June 24, 2020 05:00 PM PT
We present our solution for building an AI Architecture that provides engineering teams the ability to leverage data to drive insight and help our customers solve their problems. We started with siloed data, entities that were described differently by each product, different formats, complicated security and access schemes, data spread over numerous locations and systems. We discuss how we created a Delta Lake to bring this data together, instrumenting data ingestion from the various external data sources, setting up legal and security protocols for accessing the Delta Lake, and go into detail about our method of making all the data conformed into a Common Data Model using a metadata driven pipeline.

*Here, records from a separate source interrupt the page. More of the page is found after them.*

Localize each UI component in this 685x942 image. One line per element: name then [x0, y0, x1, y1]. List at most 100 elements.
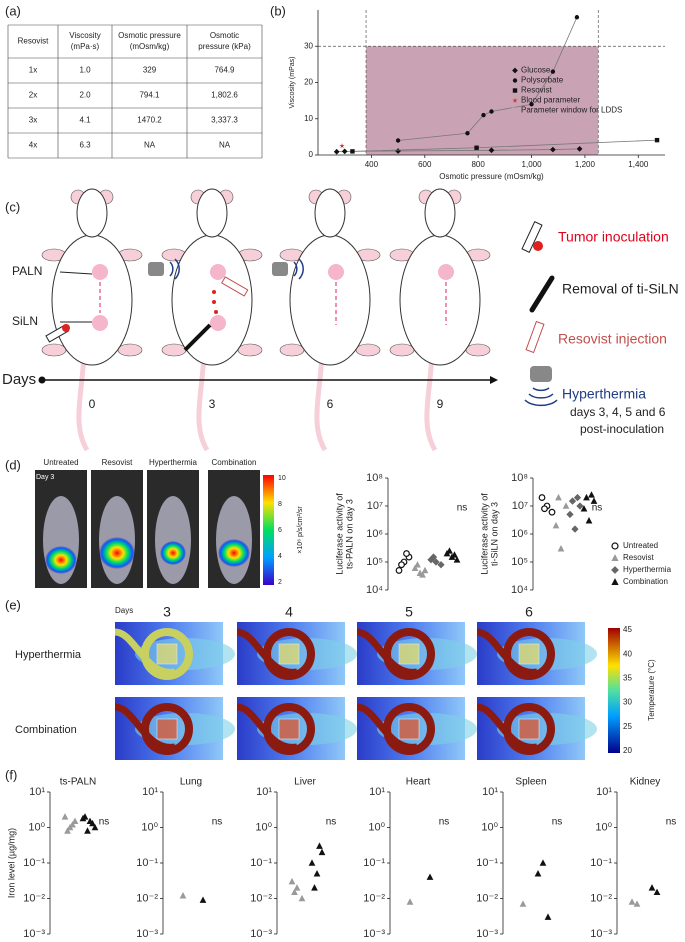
chart-title: ts-PALN: [60, 777, 97, 788]
point: [313, 870, 321, 877]
y-tick-label: 10⁰: [255, 821, 272, 833]
point: [395, 138, 401, 143]
table-header: Viscosity: [69, 31, 100, 40]
y-axis-label: ti-SiLN on day 3: [489, 502, 499, 566]
roi: [278, 643, 300, 665]
point: [398, 561, 405, 569]
day-label: 5: [405, 604, 413, 620]
y-axis-label: Luciferase activity of: [334, 493, 344, 575]
colorbar-tick: 6: [278, 527, 282, 534]
legend-text: Removal of ti-SiLN: [562, 281, 679, 297]
y-tick-label: 10⁻³: [363, 928, 385, 940]
y-axis-label: Iron level (µg/mg): [6, 828, 16, 898]
roi: [518, 718, 540, 740]
y-tick-label: 10⁻³: [250, 928, 272, 940]
roi: [278, 718, 300, 740]
annotation: ns: [457, 503, 468, 514]
point: [339, 143, 345, 149]
table-cell: 1,802.6: [211, 91, 238, 100]
chart-title: Liver: [294, 777, 316, 788]
row-label: Hyperthermia: [15, 649, 82, 661]
day-label: 9: [437, 397, 444, 411]
point: [654, 137, 660, 143]
y-tick-label: 10¹: [482, 786, 498, 798]
point: [414, 561, 421, 568]
point: [648, 884, 656, 891]
legend-text: Glucose: [521, 66, 551, 75]
colorbar-label: Temperature (°C): [647, 659, 656, 721]
point: [179, 892, 187, 899]
legend-text: Polysorbate: [521, 76, 564, 85]
panel-label: (e): [5, 597, 21, 612]
x-tick-label: 1,000: [522, 160, 543, 169]
group-label: Resovist: [102, 458, 133, 467]
table-cell: 1.0: [79, 66, 91, 75]
table-cell: NA: [219, 141, 231, 150]
y-tick-label: 10⁻²: [476, 892, 498, 904]
y-tick-label: 10⁻³: [23, 928, 45, 940]
annotation: ns: [666, 817, 677, 828]
y-tick-label: 10⁰: [368, 821, 385, 833]
point: [288, 877, 296, 885]
x-tick-label: 800: [471, 160, 485, 169]
legend-text: Hyperthermia: [562, 386, 646, 402]
point: [574, 15, 580, 20]
point: [71, 817, 79, 825]
point: [403, 550, 410, 557]
y-tick-label: 10¹: [142, 786, 158, 798]
y-tick-label: 10⁻³: [590, 928, 612, 940]
y-tick-label: 10⁻¹: [250, 857, 272, 869]
table-header: Osmotic pressure: [118, 31, 181, 40]
point: [453, 556, 461, 563]
colorbar-tick: 45: [623, 625, 632, 634]
y-tick-label: 10⁰: [595, 821, 612, 833]
node-label: SiLN: [12, 314, 38, 328]
point: [446, 547, 453, 554]
point: [544, 913, 552, 920]
table-cell: NA: [144, 141, 156, 150]
roi: [398, 643, 420, 665]
point: [419, 571, 426, 578]
point: [519, 900, 527, 907]
y-tick-label: 10⁵: [366, 556, 383, 568]
days-label: Days: [115, 606, 133, 615]
panel-label: (b): [270, 3, 286, 18]
point: [298, 894, 306, 902]
legend-swatch: [512, 107, 518, 114]
y-tick-label: 10⁻²: [136, 892, 158, 904]
table-cell: 4x: [29, 141, 37, 150]
point: [550, 146, 556, 153]
y-tick-label: 10⁷: [367, 500, 383, 512]
point: [84, 827, 91, 834]
x-tick-label: 1,200: [575, 160, 596, 169]
y-tick-label: 10⁶: [511, 528, 528, 540]
point: [429, 553, 438, 561]
table-cell: 6.3: [79, 141, 91, 150]
colorbar-tick: 10: [278, 475, 286, 482]
point: [489, 109, 494, 114]
point: [573, 493, 582, 502]
legend-text: post-inoculation: [580, 422, 664, 436]
colorbar-tick: 25: [623, 722, 632, 731]
point: [465, 131, 470, 136]
colorbar-tick: 30: [623, 698, 632, 707]
legend-text: Combination: [623, 577, 668, 586]
table-header: pressure (kPa): [198, 42, 251, 51]
temperature-colorbar: [608, 628, 620, 753]
day-label: 3: [163, 604, 171, 620]
colorbar-ticks: 10 8 6 4 2: [278, 475, 286, 586]
colorbar-tick: 4: [278, 553, 282, 560]
colorbar-tick: 20: [623, 746, 632, 755]
day-label: 6: [327, 397, 334, 411]
table-cell: 794.1: [139, 91, 160, 100]
legend-text: Resovist: [623, 553, 654, 562]
point: [481, 112, 486, 118]
colorbar-tick: 35: [623, 674, 632, 683]
table-header: Osmotic: [210, 31, 239, 40]
point: [590, 497, 598, 504]
group-label: Untreated: [43, 458, 78, 467]
y-tick-label: 10⁴: [511, 584, 528, 596]
panel-label: (c): [5, 199, 20, 214]
colorbar-tick: 40: [623, 649, 632, 658]
panel-label: (a): [5, 3, 21, 18]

This metadata driven pipeline or Configuration Driven Pipeline (CDP) uses Spark Structured Streaming to take change events from the ingested data, references a Data Catalog Service to obtain mapping and the transformations required to push this conformed data into the Common Data Model. The pipeline uses extensive Spark API to perform the numerous types of transformations required to take these change events as they come in and UPSERT into a Delta CDM. This model can take any set of relational databases (1000s in our case), and transform them into a big data format (Delta Lake/parquet) CDM in a scalable, performant way all from metadata. It can then perform schema-on-read to project from this CDM into any requested destination location (database, filesystem, stream, etc). This provides the ability for Data Scientists to request data by specifying metadata, and the pipeline will automatically run producing the schema they require with all data types conformed to a standard value and depositing it to their specified destination.